Unsubscribe / Politely Decline
As a recruiter, my email address gets circulated to so many companies. Every week, I’m hearing about a new tool that will allow me to do my job more efficiently or a new agency that wants to partner with me on a search. I know that none of these are feasible at this time. I could continue to archive each email as I’ve been doing, but that takes energy and time too. Like mute is to Instagram, unsubscribe is to my inbox. For anyone trying to do business with me that I know I can’t partner with, I email them back after their first email. If I never respond, the emails will keep coming. However, if I politely decline and let them know I’ll reach out if my situation changes, they know that I’m a) responsive and that b) I’ll get back to them when the time is right.
There are a number of different tools online that you can go to, but I just use my own templates within Gmail. This has been a life saver! Since I’m mainly writing emails to people, it can’t be copied and pasted word for word, but I do my best to fill in as much as I can. This shaves minutes off of my work days especially for repeated emails. Relatedly, there’s another tool that acts as a shortcut for your keyboard that will complete sentences, even paragraphs for you.

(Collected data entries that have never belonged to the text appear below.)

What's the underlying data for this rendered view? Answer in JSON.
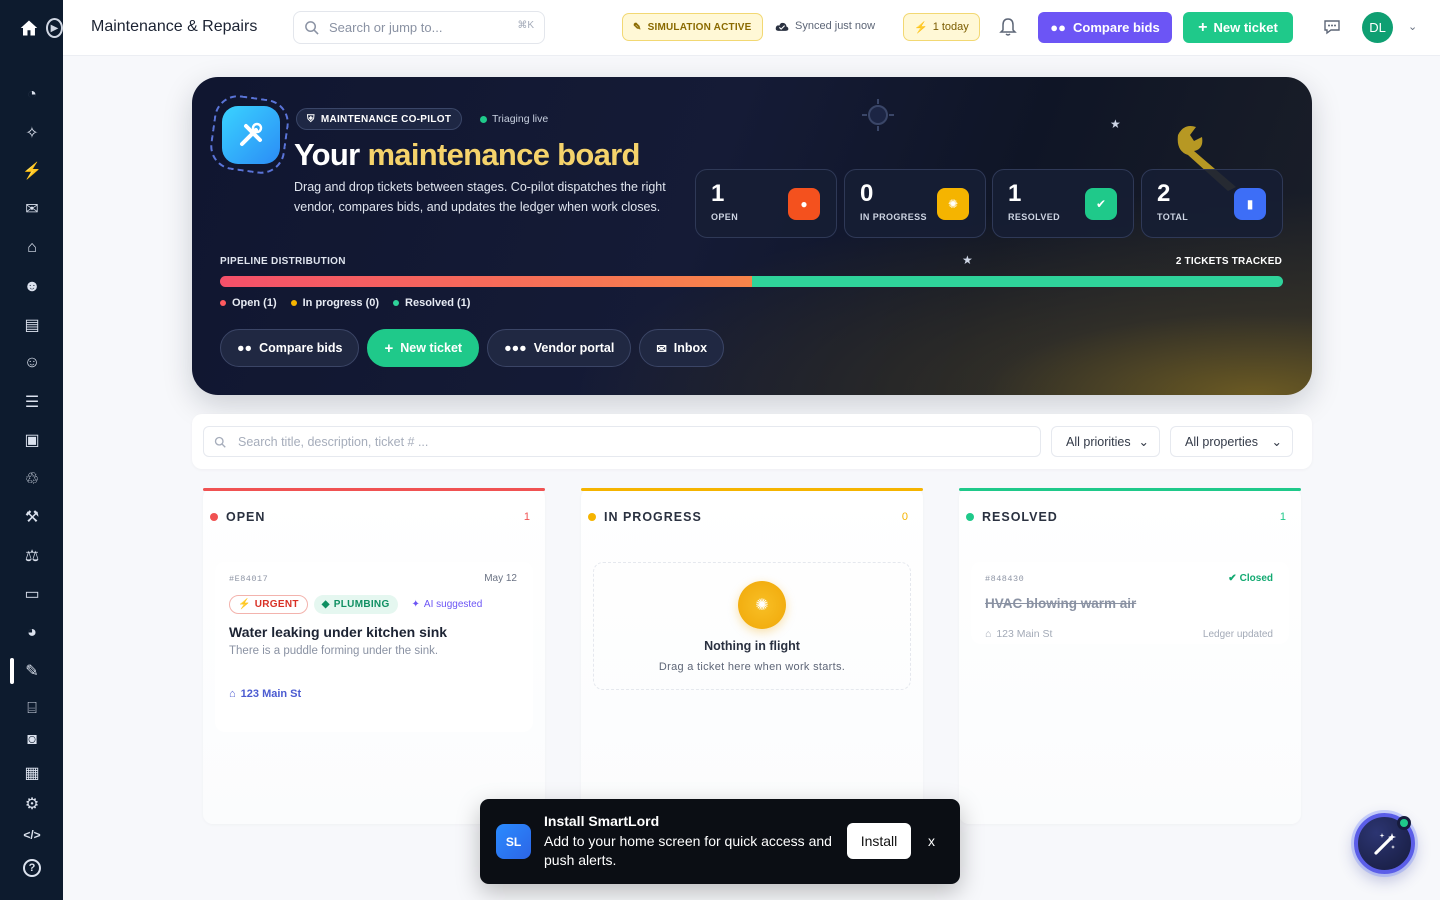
{
  "app": {
    "title": "Maintenance & Repairs"
  },
  "search": {
    "placeholder": "Search or jump to...",
    "shortcut": "⌘K"
  },
  "status": {
    "simulation": "SIMULATION ACTIVE",
    "synced": "Synced just now",
    "today": "1 today"
  },
  "topbar": {
    "compare_label": "Compare bids",
    "new_ticket_label": "New ticket",
    "avatar_initials": "DL"
  },
  "sidebar": {
    "icons": [
      "dashboard-pie-icon",
      "magic-wand-icon",
      "bolt-icon",
      "mail-icon",
      "home-icon",
      "users-icon",
      "document-icon",
      "add-user-icon",
      "list-icon",
      "money-icon",
      "handshake-icon",
      "hammer-icon",
      "scale-icon",
      "wallet-icon",
      "chart-pie-icon",
      "wrench-icon",
      "bank-icon",
      "id-card-icon",
      "receipt-icon",
      "settings-icon",
      "code-icon",
      "help-icon"
    ],
    "active": "wrench-icon"
  },
  "hero": {
    "badge": "MAINTENANCE CO-PILOT",
    "live": "Triaging live",
    "title_prefix": "Your",
    "title_accent": "maintenance board",
    "description": "Drag and drop tickets between stages. Co-pilot dispatches the right vendor, compares bids, and updates the ledger when work closes.",
    "stats": [
      {
        "value": "1",
        "label": "OPEN",
        "color": "#f4511e"
      },
      {
        "value": "0",
        "label": "IN PROGRESS",
        "color": "#f5b400"
      },
      {
        "value": "1",
        "label": "RESOLVED",
        "color": "#1fc98a"
      },
      {
        "value": "2",
        "label": "TOTAL",
        "color": "#3d6ef7"
      }
    ],
    "pipeline_label": "PIPELINE DISTRIBUTION",
    "pipeline_total": "2 TICKETS TRACKED",
    "pipeline": [
      {
        "name": "Open",
        "share": 0.5,
        "color": "#f4634a"
      },
      {
        "name": "In progress",
        "share": 0,
        "color": "#f5b400"
      },
      {
        "name": "Resolved",
        "share": 0.5,
        "color": "#2fd39a"
      }
    ],
    "legend": [
      "Open (1)",
      "In progress (0)",
      "Resolved (1)"
    ],
    "legend_colors": [
      "#ff5a5f",
      "#f5b400",
      "#2fd39a"
    ],
    "actions": [
      "Compare bids",
      "New ticket",
      "Vendor portal",
      "Inbox"
    ]
  },
  "filters": {
    "search_placeholder": "Search title, description, ticket # ...",
    "priority": "All priorities",
    "property": "All properties"
  },
  "columns": [
    {
      "title": "OPEN",
      "count": "1",
      "color": "#f05252"
    },
    {
      "title": "IN PROGRESS",
      "count": "0",
      "color": "#f5b400"
    },
    {
      "title": "RESOLVED",
      "count": "1",
      "color": "#1fc98a"
    }
  ],
  "open_ticket": {
    "id": "#E84017",
    "date": "May 12",
    "tags": [
      "URGENT",
      "PLUMBING",
      "AI suggested"
    ],
    "title": "Water leaking under kitchen sink",
    "description": "There is a puddle forming under the sink.",
    "property": "123 Main St"
  },
  "empty_state": {
    "title": "Nothing in flight",
    "subtitle": "Drag a ticket here when work starts."
  },
  "resolved_ticket": {
    "id": "#848430",
    "status": "Closed",
    "title": "HVAC blowing warm air",
    "property": "123 Main St",
    "note": "Ledger updated"
  },
  "toast": {
    "logo": "SL",
    "title": "Install SmartLord",
    "text": "Add to your home screen for quick access and push alerts.",
    "install": "Install",
    "close": "x"
  }
}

Make Your Inbox Work For You
I wouldn’t consider myself a pro when it comes to my inbox. I’m not using all of the features that are provided, but I use what I know works for me. A few of those examples are folders and labels. Folders keep me organized and everything that I need in one place. When I’m unable to find an email I’m searching for on the first try, I know I haven’t done a good job. It’s because there’s so much in there living in the archives. My labels are broken up into four categories. I’ve got your standard Important and Unread and Everything Else. For my job, I also need To Do and To Schedule. When these areas start to look to bulky, I know I’ve got some work ahead of me. Like keeping my inbox to zero, these are two other areas that I like to keep to a minimum.
Hold Yourself Accountable
I generally find that it’s helpful to create an SLA (service level agreement) with yourself. Not only do you have to think about getting those emails out of your inbox, but when do you want to get back to people? As a rule of thumb, 24 hours is my standard. Anything longer, unless you’re on a vacation, I might consider that individual to be slightly unreliable. It’s a courtesy to be able to get back to people in this time span and knowing this and sticking to it will keep your inbox manageable.